Rosandić Marija, Paar Vladimir, Gluncić Matko, Basar Ivan, Pavin Nenad
Department of Medicine, Zagreb University Hospital Center, Croatia.
Croat Med J. 2003 Aug;44(4):386-406.
To use a novel computational approach, Key-string Algorithm (KSA), for the identification and analysis of arbitrarily large repetitive sequences and higher-order repeats (HORs) in noncoding DNA. This approach is based on the use of key string that plays a role of an arbitrarily constructed "computer enzyme".
A cluster of novel KSA-related methods was introduced and developed on the basis of a combination of computations on a very modest scale, by eye inspection and graphical display of results of analysis. Sequence analysis software was developed, containing seven programs for KSA-related analyses. This approach was demonstrated in the case study of alpha satellites and HORs in the human genetic sequence AC017075.8 (193277 bp) from the centromeric region of human chromosome 7. The KSA segmentation method was applied by using DCCGTTT, GTA, and TTTC key strings.

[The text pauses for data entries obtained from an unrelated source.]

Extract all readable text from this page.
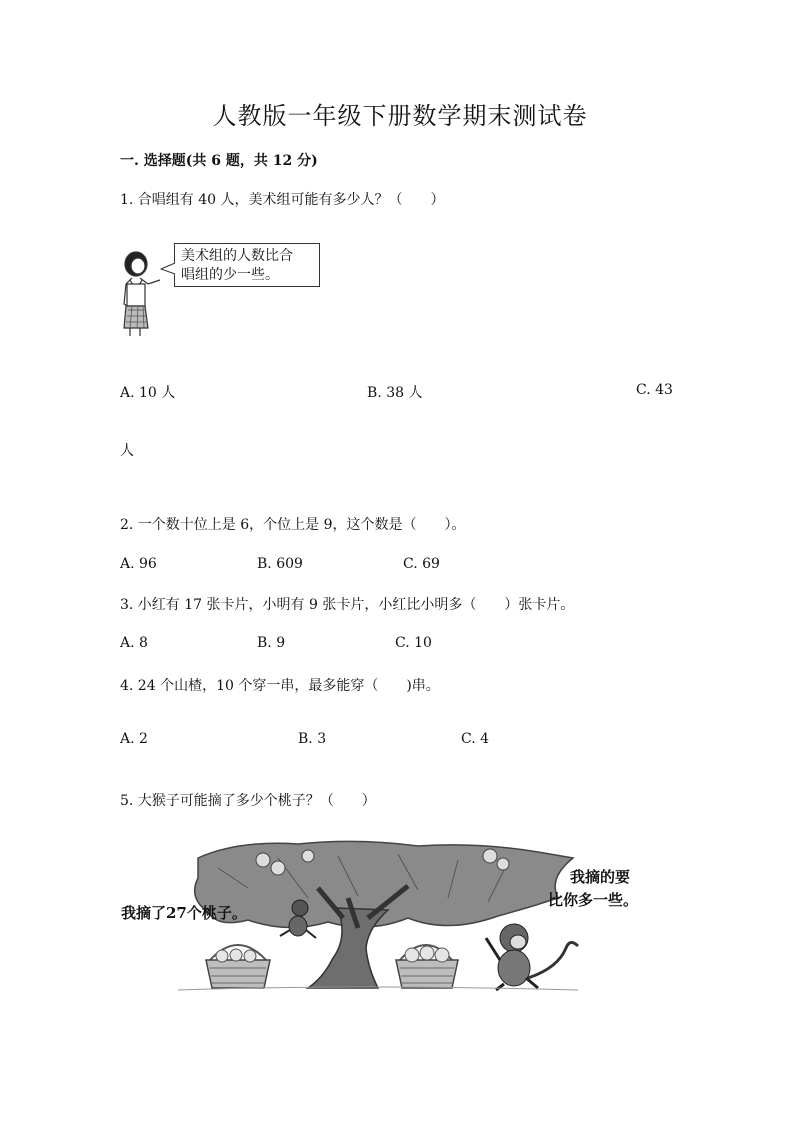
人教版一年级下册数学期末测试卷
一. 选择题(共 6 题，共 12 分)
1. 合唱组有 40 人，美术组可能有多少人？（　　）
美术组的人数比合
唱组的少一些。
A. 10 人	B. 38 人	C. 43
人
2. 一个数十位上是 6，个位上是 9，这个数是（　　）。
A. 96	B. 609	C. 69
3. 小红有 17 张卡片，小明有 9 张卡片，小红比小明多（　　）张卡片。
A. 8	B. 9	C. 10
4. 24 个山楂，10 个穿一串，最多能穿（　　)串。
A. 2	B. 3	C. 4
5. 大猴子可能摘了多少个桃子？（　　）
我摘了27个桃子。
我摘的要
比你多一些。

Fifty-five copies of 2734-bp 16mer HORs were identified and investigated, and a start-string TTTTTTAAAAA was identified. The HOR-matrix was constructed and employed for graphical display of mutations. KSA identification of HORs in AC017075.8 was compared with that of RepeatMasker and Tandem Repeat Finder, which identified alpha monomers in AC017075.8, but not the HORs. On the basis of KSA study, the centromere folding was described as an effect of HORs and super-HORs (3 x 2734 bp) in AC017075.8. The following novel computational KSA-based methods, easy-to-use and intended for computational "pedestrians", were demonstrated: color-HOR diagram, KSA-divergence method, 171-bp subsequence-convergence diagram, and total frequency distribution of the key-string subsequence lengths. The results were supplemented by Fast Fourier Transform, employing a novel mapping of symbolic genomic sequence into a numerical sequence.

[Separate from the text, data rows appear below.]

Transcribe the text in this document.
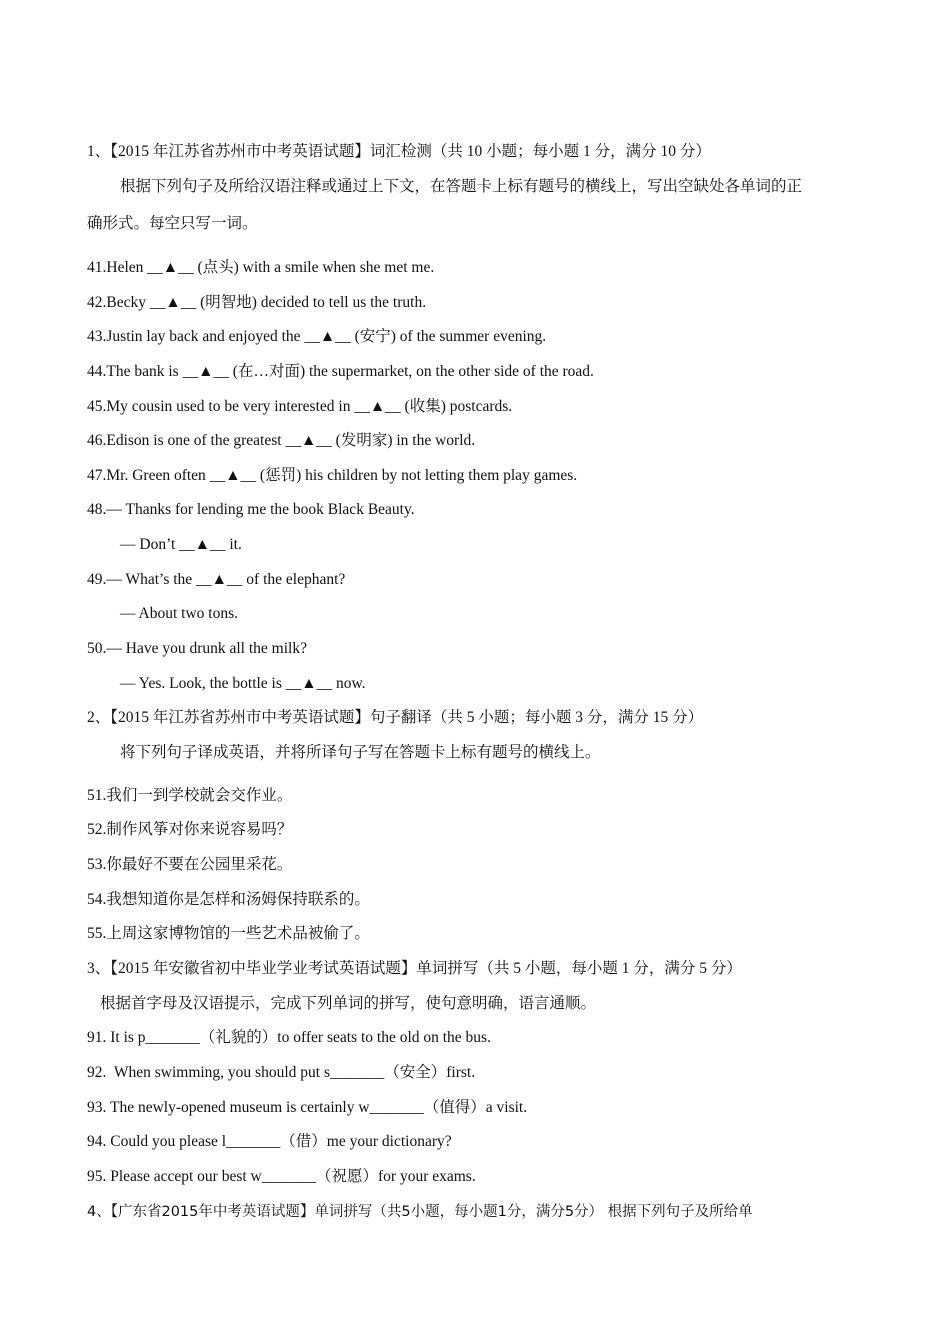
1、【2015 年江苏省苏州市中考英语试题】词汇检测（共 10 小题；每小题 1 分，满分 10 分）
根据下列句子及所给汉语注释或通过上下文，在答题卡上标有题号的横线上，写出空缺处各单词的正
确形式。每空只写一词。
41.Helen __▲__ (点头) with a smile when she met me.
42.Becky __▲__ (明智地) decided to tell us the truth.
43.Justin lay back and enjoyed the __▲__ (安宁) of the summer evening.
44.The bank is __▲__ (在…对面) the supermarket, on the other side of the road.
45.My cousin used to be very interested in __▲__ (收集) postcards.
46.Edison is one of the greatest __▲__ (发明家) in the world.
47.Mr. Green often __▲__ (惩罚) his children by not letting them play games.
48.— Thanks for lending me the book Black Beauty.
— Don’t __▲__ it.
49.— What’s the __▲__ of the elephant?
— About two tons.
50.— Have you drunk all the milk?
— Yes. Look, the bottle is __▲__ now.
2、【2015 年江苏省苏州市中考英语试题】句子翻译（共 5 小题；每小题 3 分，满分 15 分）
将下列句子译成英语，并将所译句子写在答题卡上标有题号的横线上。
51.我们一到学校就会交作业。
52.制作风筝对你来说容易吗？
53.你最好不要在公园里采花。
54.我想知道你是怎样和汤姆保持联系的。
55.上周这家博物馆的一些艺术品被偷了。
3、【2015 年安徽省初中毕业学业考试英语试题】单词拼写（共 5 小题，每小题 1 分，满分 5 分）
根据首字母及汉语提示，完成下列单词的拼写，使句意明确，语言通顺。
91. It is p_______（礼貌的）to offer seats to the old on the bus.
92.  When swimming, you should put s_______（安全）first.
93. The newly-opened museum is certainly w_______（值得）a visit.
94. Could you please l_______（借）me your dictionary?
95. Please accept our best w_______（祝愿）for your exams.
4、【广东省2015年中考英语试题】单词拼写（共5小题，每小题1分，满分5分） 根据下列句子及所给单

The KSA approach offers a simple and robust framework for a wide range of investigations of large repetitive sequences and HORs, involving a very modest scope of computations that can be carried out by using a PC. As the KSA method is HOR-oriented, the identification of HORs is even easier than the identification of underlying alpha monomer itself. This approach provides an easy identification of point mutations, insertions, and deletions, with respect to consensus. This may be useful in a wide range of investigations and applied in forensic medicine, medical diagnosis of malignant diseases, biological evolution, and paleontology.
使用一种新颖的计算方法——密钥串算法(KSA),用于识别和分析非编码DNA中任意长度的重复序列和高阶重复序列(HORs)。该方法基于使用起任意构建的“计算机酶”作用的密钥串。
基于非常适度规模的计算、目视检查和分析结果的图形显示相结合,引入并开发了一组与KSA相关的新方法。开发了序列分析软件,包含七个用于KSA相关分析的程序。在对来自人类7号染色体着丝粒区域的人类遗传序列AC017075.8(193277 bp)中的α卫星和HORs的案例研究中展示了该方法。通过使用DCCGTTT、GTA和TTTC密钥串应用了KSA分割方法。
鉴定并研究了55个2734 bp的16聚体HORs拷贝,并鉴定出起始串TTTTTTAAAAA。构建了HOR矩阵并用于图形化显示突变。将AC017075.8中HORs的KSA鉴定结果与RepeatMasker和串联重复序列查找器的结果进行了比较,后者鉴定出了AC017075.8中的α单体,但未鉴定出HORs。基于KSA研究,着丝粒折叠被描述为AC017075.8中HORs和超级HORs(3×2734 bp)的作用结果。展示了以下基于KSA的新颖计算方法,这些方法易于使用且适用于计算“外行”:彩色HOR图、KSA差异方法、171 bp子序列收敛图以及密钥串子序列长度的总频率分布。结果通过快速傅里叶变换进行补充,采用了将符号基因组序列新颖映射为数字序列的方法。
KSA方法为广泛研究大型重复序列和HORs提供了一个简单而稳健的框架,涉及使用个人计算机即可进行的非常适度规模的计算。由于KSA方法以HOR为导向,HORs的鉴定甚至比鉴定潜在的α单体本身更容易。该方法提供了相对于共有序列的点突变、插入和缺失的简便鉴定。这在广泛的研究中可能有用,并可应用于法医学、恶性疾病的医学诊断、生物进化和古生物学。